Les pelotons de Crabes partaient alors en direction de leurs objectifs, qui avaient été repérés au préalable par reconnaissance aérienne. Il s’agissait en général de PC locaux ou de camps d’entraînement où nous jouions de l’effet de surprise pour prendre des prisonniers ou nous emparer de documents. Dès que le résultat recherché était atteint, les Crabes rembarquaient avec le produit de leur chasse, le LST « débeachait » et les LVT, qui gardaient jusqu’au bout leur tête de pont, rembarquaient les derniers, en mer.

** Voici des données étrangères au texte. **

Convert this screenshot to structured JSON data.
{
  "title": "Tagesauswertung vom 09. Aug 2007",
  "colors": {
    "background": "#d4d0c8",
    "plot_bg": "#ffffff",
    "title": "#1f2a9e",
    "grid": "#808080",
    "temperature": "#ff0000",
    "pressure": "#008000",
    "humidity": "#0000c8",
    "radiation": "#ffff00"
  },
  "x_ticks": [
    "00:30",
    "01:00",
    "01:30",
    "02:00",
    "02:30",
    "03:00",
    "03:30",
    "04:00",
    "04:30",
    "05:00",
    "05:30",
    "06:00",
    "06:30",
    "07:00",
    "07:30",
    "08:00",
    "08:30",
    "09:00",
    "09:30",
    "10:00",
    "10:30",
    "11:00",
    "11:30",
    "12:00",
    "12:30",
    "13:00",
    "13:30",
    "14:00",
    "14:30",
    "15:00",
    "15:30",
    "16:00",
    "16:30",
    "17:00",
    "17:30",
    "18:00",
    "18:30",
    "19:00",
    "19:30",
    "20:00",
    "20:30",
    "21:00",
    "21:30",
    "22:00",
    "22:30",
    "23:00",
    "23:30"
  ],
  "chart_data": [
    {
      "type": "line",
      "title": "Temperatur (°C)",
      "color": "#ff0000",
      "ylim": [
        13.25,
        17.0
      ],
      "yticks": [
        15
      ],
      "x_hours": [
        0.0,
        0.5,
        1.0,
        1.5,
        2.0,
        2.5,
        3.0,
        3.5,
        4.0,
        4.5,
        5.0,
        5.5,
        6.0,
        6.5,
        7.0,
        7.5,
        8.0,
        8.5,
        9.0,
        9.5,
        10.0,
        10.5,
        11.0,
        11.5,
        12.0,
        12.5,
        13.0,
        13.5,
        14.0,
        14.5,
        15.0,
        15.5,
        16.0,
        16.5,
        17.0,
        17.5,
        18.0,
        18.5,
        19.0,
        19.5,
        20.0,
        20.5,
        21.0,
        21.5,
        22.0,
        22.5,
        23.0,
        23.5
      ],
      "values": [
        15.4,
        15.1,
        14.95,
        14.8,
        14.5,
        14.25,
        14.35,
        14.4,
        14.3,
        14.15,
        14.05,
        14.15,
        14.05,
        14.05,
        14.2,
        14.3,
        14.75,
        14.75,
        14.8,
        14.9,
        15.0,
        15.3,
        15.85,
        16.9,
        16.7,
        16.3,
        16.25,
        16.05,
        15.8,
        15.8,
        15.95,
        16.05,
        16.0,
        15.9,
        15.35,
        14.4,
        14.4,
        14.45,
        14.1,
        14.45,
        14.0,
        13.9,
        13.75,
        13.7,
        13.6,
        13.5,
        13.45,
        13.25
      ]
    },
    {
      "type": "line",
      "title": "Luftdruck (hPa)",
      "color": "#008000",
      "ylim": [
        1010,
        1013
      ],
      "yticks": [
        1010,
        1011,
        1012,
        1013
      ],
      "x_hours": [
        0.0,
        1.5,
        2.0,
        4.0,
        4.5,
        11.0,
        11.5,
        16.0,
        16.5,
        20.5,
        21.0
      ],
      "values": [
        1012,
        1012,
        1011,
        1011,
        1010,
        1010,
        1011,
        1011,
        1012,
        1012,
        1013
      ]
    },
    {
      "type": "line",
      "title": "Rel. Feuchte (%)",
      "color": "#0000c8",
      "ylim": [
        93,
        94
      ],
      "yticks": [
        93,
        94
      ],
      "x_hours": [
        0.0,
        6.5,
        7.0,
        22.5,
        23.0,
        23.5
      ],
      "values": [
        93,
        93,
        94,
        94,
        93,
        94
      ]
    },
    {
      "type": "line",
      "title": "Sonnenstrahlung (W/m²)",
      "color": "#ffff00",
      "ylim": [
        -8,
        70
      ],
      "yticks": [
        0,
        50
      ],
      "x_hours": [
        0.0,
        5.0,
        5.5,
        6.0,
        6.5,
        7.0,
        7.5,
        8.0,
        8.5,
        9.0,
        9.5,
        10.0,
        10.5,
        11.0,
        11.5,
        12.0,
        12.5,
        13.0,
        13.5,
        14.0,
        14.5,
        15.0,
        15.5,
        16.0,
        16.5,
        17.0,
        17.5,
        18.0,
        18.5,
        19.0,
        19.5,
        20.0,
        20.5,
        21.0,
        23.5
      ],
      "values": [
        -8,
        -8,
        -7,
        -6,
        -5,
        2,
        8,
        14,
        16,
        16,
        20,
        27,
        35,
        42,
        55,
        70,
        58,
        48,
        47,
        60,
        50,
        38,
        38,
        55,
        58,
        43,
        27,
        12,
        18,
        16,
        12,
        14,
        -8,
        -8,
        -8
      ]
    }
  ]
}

Les renseignements ainsi obtenus furent, paraît-il, précieux pour le Commandement, sans influer, hélas, de façon notable, sur l’issue finale du conflit.
En guise de conclusion
Le combat du 27 novembre 1953 décrit ci-dessus eut un épilogue curieux. De retour à Nom Dinh, quelques jours après, le lieutenant de Bressy, chef du peloton LVT du 13e Escadron, rédigea et envoya un compte-rendu de perte pour le LVT obusier détruit au combat.
A son grand étonnement, il reçut en retour un « état estimatif du matériel perdu », se montant à vingt millions de francs, soit un nombre indéterminé de mois de solde d’un lieutenant.

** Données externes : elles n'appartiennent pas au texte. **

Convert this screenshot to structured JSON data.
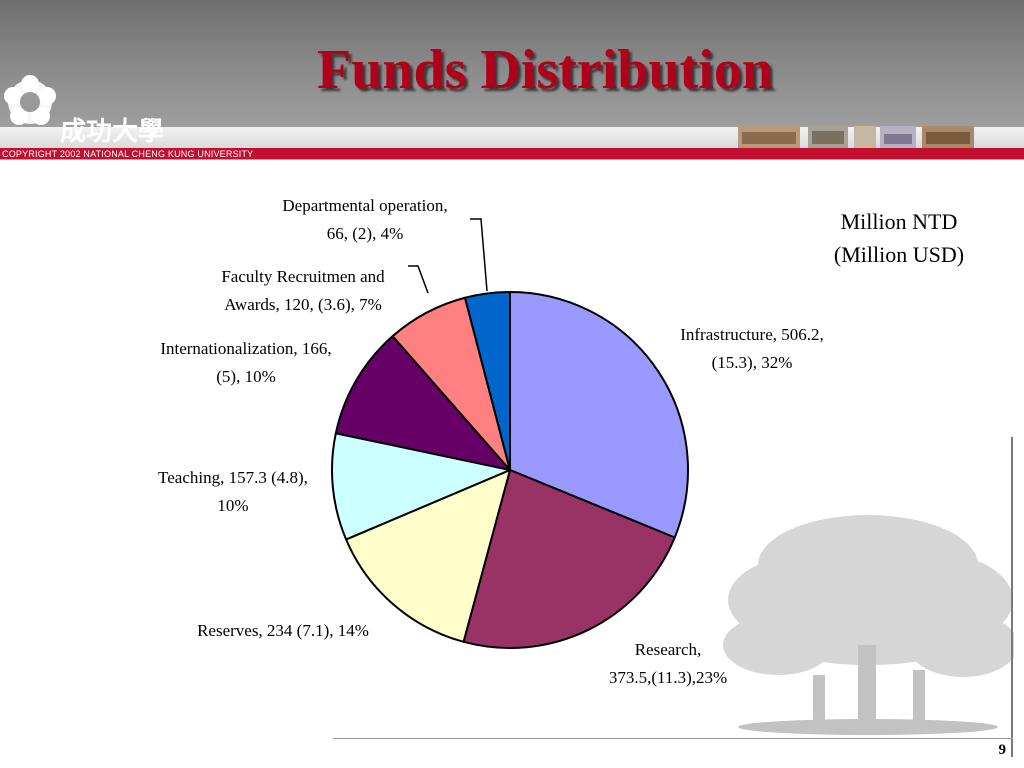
{
  "slide": {
    "title": "Funds Distribution",
    "copyright": "COPYRIGHT 2002 NATIONAL CHENG KUNG UNIVERSITY",
    "logo_text": "成功大學",
    "unit_line1": "Million NTD",
    "unit_line2": "(Million USD)",
    "page_number": "9"
  },
  "colors": {
    "title": "#b0001a",
    "header_gray": "#8c8c8c",
    "red_rule": "#c20f2f"
  },
  "chart_data": {
    "type": "pie",
    "title": "",
    "start_angle_deg": 0,
    "direction": "clockwise",
    "slices": [
      {
        "name": "Infrastructure",
        "value": 506.2,
        "usd": 15.3,
        "percent": 32,
        "color": "#9999ff",
        "label_lines": [
          "Infrastructure, 506.2,",
          "(15.3), 32%"
        ]
      },
      {
        "name": "Research",
        "value": 373.5,
        "usd": 11.3,
        "percent": 23,
        "color": "#993366",
        "label_lines": [
          "Research,",
          "373.5,(11.3),23%"
        ]
      },
      {
        "name": "Reserves",
        "value": 234,
        "usd": 7.1,
        "percent": 14,
        "color": "#ffffcc",
        "label_lines": [
          "Reserves, 234 (7.1), 14%"
        ]
      },
      {
        "name": "Teaching",
        "value": 157.3,
        "usd": 4.8,
        "percent": 10,
        "color": "#ccffff",
        "label_lines": [
          "Teaching, 157.3 (4.8),",
          "10%"
        ]
      },
      {
        "name": "Internationalization",
        "value": 166,
        "usd": 5,
        "percent": 10,
        "color": "#660066",
        "label_lines": [
          "Internationalization, 166,",
          "(5), 10%"
        ]
      },
      {
        "name": "Faculty Recruitmen and Awards",
        "value": 120,
        "usd": 3.6,
        "percent": 7,
        "color": "#ff8080",
        "label_lines": [
          "Faculty Recruitmen and",
          "Awards, 120, (3.6), 7%"
        ]
      },
      {
        "name": "Departmental operation",
        "value": 66,
        "usd": 2,
        "percent": 4,
        "color": "#0066cc",
        "label_lines": [
          "Departmental operation,",
          "66, (2), 4%"
        ]
      }
    ]
  }
}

Toutefois arriva – plusieurs mois après – une décision d’imputation à la charge de l’Etat de ladite somme.
Raison de cette mesure magnanime : il s’agissait, paraît-il, d’un « cas fortuit ».
Ainsi, un combat de plusieurs heures, qui avait engagé des unités terrestres, navales et aériennes de nos trois armées contre une unité régulière d’une division viêtminh, qui avait fait dans nos rangs une dizaine de morts – dont un officier – ainsi que de nombreux blessés et causé la mort d’un nombre inconnu de combattants viêts, tout cela n’était en définitive qu’un « cas fortuit ».
Ainsi ce fut peut-être fortuitement, par hasard, que nous sommes allés faire la guerre à l’autre bout du monde, et que tant de nos camarades y ont laissé la vie…
Général (2S) Bernard de Bressy, ancien chef de peloton LVT
1. Le surnom américain était « Water Buffalo » (Buffle). LVT : Landing Vehicle Tracked (Véhicule de débarquement chenillé).
2. Ou peut-être était-ce l' »Arromanches » ? Les souvenirs de l’auteur sont peu précis sur ce point.